Entrepreneurship Fantasy Land


What exactly is an entrepreneurship major?

When I was in college, I recall no such curriculum but I see and hear about it all of the time now. Admittedly, I would have chosen that had it been available and offered but I’m glad that it wasn’t an option. I’m sure that some of the lessons are valuable and likely could be of benefit to up and coming visionaries but how do you teach someone to have figurative balls? Better yet, how do you properly prepare a graduate in entrepreneurship to begin to understand exactly what they’re getting themselves into in our current climate? …not by taking accredited entrepreneurship finals, I assure you.

Building a business or joining a startup is a decision that many like myself have made based on the sheer dissatisfaction of working in an overly corporate and bureaucratic environment. Further, the inability to get things done efficiently and expeditiously is what drives most entrepreneurs towards the inevitable startup risk.
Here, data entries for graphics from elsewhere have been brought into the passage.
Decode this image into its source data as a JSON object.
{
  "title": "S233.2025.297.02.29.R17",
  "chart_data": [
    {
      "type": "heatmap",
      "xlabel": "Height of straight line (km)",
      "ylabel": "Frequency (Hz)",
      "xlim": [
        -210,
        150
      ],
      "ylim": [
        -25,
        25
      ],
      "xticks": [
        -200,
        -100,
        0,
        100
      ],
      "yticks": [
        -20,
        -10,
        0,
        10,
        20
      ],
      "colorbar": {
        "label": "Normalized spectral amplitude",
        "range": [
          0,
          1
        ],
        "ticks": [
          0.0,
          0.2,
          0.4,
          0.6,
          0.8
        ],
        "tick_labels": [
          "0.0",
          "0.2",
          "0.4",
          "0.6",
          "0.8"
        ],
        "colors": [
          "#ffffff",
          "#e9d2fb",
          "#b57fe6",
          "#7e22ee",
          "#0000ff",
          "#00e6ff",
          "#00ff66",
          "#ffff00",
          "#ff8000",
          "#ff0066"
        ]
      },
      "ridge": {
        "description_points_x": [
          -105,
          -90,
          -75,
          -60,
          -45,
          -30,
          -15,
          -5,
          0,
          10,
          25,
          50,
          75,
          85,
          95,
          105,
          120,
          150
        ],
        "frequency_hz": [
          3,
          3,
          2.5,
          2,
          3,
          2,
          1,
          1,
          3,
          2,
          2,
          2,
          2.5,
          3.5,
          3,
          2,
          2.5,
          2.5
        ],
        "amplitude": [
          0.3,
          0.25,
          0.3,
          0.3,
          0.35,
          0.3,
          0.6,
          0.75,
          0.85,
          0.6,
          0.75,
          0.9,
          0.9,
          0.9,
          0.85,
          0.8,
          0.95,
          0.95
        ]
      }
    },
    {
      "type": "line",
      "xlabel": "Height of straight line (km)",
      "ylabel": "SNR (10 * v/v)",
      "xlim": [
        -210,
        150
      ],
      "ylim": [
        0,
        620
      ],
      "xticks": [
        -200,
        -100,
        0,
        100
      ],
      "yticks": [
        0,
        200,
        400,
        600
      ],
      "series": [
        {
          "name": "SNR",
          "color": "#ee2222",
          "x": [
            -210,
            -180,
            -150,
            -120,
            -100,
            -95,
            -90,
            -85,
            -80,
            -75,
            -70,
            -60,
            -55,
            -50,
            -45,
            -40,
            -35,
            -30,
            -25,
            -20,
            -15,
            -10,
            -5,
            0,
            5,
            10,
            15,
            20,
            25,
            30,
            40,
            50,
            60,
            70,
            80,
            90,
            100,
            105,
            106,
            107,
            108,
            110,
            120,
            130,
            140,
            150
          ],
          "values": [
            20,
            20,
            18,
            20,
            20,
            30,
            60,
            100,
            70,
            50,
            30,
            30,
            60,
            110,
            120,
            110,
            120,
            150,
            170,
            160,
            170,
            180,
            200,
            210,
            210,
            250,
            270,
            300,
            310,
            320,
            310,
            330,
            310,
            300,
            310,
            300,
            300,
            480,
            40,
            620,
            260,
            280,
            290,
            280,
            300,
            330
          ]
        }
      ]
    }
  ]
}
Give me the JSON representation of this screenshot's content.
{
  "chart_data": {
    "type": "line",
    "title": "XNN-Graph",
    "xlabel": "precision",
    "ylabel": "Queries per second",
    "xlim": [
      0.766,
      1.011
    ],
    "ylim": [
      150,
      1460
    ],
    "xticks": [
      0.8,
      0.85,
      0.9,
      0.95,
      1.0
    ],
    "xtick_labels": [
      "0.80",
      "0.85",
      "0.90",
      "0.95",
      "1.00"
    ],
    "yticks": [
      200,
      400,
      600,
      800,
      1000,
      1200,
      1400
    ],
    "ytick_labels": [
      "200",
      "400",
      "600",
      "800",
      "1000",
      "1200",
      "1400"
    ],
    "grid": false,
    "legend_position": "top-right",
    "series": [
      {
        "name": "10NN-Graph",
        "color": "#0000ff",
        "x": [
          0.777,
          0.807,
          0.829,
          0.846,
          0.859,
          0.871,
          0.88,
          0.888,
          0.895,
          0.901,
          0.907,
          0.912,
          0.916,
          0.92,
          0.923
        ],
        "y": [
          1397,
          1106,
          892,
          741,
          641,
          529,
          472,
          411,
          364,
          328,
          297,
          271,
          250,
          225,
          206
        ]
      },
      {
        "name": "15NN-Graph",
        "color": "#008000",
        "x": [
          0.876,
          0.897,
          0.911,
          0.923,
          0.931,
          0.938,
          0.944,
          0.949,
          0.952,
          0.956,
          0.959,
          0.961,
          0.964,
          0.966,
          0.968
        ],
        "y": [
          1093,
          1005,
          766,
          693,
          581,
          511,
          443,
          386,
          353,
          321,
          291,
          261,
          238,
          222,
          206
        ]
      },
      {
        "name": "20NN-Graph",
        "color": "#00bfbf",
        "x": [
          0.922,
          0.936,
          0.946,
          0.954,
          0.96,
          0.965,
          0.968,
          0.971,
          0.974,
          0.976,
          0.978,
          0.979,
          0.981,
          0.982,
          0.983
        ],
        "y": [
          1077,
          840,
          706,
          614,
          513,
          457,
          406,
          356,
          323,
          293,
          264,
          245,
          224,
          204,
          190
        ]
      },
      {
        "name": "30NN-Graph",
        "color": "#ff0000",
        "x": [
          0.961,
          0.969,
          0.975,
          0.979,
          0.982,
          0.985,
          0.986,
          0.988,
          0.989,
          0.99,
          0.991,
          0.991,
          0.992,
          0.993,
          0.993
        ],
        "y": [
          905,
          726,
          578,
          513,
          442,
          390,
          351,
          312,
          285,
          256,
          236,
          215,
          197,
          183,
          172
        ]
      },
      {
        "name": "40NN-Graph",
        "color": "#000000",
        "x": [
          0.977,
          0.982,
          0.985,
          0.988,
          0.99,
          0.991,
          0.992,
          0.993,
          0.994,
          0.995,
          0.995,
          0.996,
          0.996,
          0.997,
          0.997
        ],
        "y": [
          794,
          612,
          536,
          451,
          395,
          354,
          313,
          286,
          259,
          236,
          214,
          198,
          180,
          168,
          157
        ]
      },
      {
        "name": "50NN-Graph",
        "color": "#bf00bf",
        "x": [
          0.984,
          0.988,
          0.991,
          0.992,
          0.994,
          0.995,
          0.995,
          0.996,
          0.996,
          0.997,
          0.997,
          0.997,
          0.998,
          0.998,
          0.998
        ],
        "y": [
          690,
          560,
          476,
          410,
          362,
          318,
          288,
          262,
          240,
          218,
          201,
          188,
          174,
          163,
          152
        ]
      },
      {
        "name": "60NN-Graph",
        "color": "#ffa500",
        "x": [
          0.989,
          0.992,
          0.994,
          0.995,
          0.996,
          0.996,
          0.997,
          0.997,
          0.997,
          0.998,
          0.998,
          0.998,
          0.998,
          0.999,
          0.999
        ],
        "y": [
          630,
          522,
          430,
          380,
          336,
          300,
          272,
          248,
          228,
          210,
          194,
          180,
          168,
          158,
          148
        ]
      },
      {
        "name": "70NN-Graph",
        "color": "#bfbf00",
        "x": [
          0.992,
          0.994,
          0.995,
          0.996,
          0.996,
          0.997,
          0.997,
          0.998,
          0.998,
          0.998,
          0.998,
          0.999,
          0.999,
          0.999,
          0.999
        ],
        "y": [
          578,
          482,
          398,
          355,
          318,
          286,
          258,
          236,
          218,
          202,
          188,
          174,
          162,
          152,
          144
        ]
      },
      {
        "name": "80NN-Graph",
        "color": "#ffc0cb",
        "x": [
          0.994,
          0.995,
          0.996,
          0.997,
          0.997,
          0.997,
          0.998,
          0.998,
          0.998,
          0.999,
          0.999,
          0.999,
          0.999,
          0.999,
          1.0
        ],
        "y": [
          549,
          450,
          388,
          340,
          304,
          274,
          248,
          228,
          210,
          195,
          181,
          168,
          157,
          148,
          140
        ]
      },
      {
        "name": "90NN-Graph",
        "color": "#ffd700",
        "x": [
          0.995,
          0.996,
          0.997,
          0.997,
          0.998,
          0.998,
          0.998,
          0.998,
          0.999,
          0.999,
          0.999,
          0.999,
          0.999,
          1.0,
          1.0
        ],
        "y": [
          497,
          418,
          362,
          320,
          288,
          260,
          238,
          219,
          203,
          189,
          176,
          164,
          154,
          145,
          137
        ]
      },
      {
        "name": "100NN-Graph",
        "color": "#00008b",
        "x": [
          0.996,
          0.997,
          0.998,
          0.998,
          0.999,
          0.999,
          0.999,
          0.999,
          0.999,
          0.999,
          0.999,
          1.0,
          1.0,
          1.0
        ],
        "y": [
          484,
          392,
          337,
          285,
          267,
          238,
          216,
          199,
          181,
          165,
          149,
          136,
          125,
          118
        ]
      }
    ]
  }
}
Of course there can be reward but choosing to live on the razor’s edge is not for everyone. That’s a realization that comes from experience, not academics.

Even if you think you have the next big idea, you need to understand exactly what you’re not before you choose to be an entrepreneur. Making decisions the other way around without actually experiencing the corporate world is foolish. As an entrepreneur, you often need to sell to the corporate world, borrow money from the corporate world, interact with the corporate world and play by the corporate world’s rules if you seek the holy grail of potential acquisition or IPO. Learn how they operate.

Major in something tangible that interests you and then go to work in that field. Learn something about law, something about accounting, something technical and definitely something about sales and marketing. Get the proper experience, make connections, build your personal brand and become an expert in something that isn’t an adjective. Eventually become entrepreneurial in your chosen field. Endure the cubicle jungle, march past the cadaver grey walls, attend the unnecessary meetings for the sake of meetings but make mental notes of everything that you are not. In the process, build a network of like-minded individuals. Take that experience and only then apply it to your entrepreneurial endeavors.

This is what I consider a true entrepreneurship major. Your final exam is the actual plunge into the startup world. Good luck…you’ll need it.

4 thoughts on “Entrepreneurship Fantasy Land

  1. This is a really interesting perspective that I’ve never heard described so succinctly. I like it, but I’m biased because I’ve had the “pleasure” of working in the corporate world first. I’d be curious how somebody that hasn’t (especially young) would respond to this advice.

  2. I enjoyed reading your perspective. As a self-funded entrepreneur I can offer readers three small bit of advice from experience.
    1) It is not what you know that makes or breaks the financial success of your enterprise – it is knowing what you don’t.
    2) Keep your senses razor sharp, especially your vision – it can get “lost” at times.
    3) Don’t be afraid to start small and find pleasure in building a business.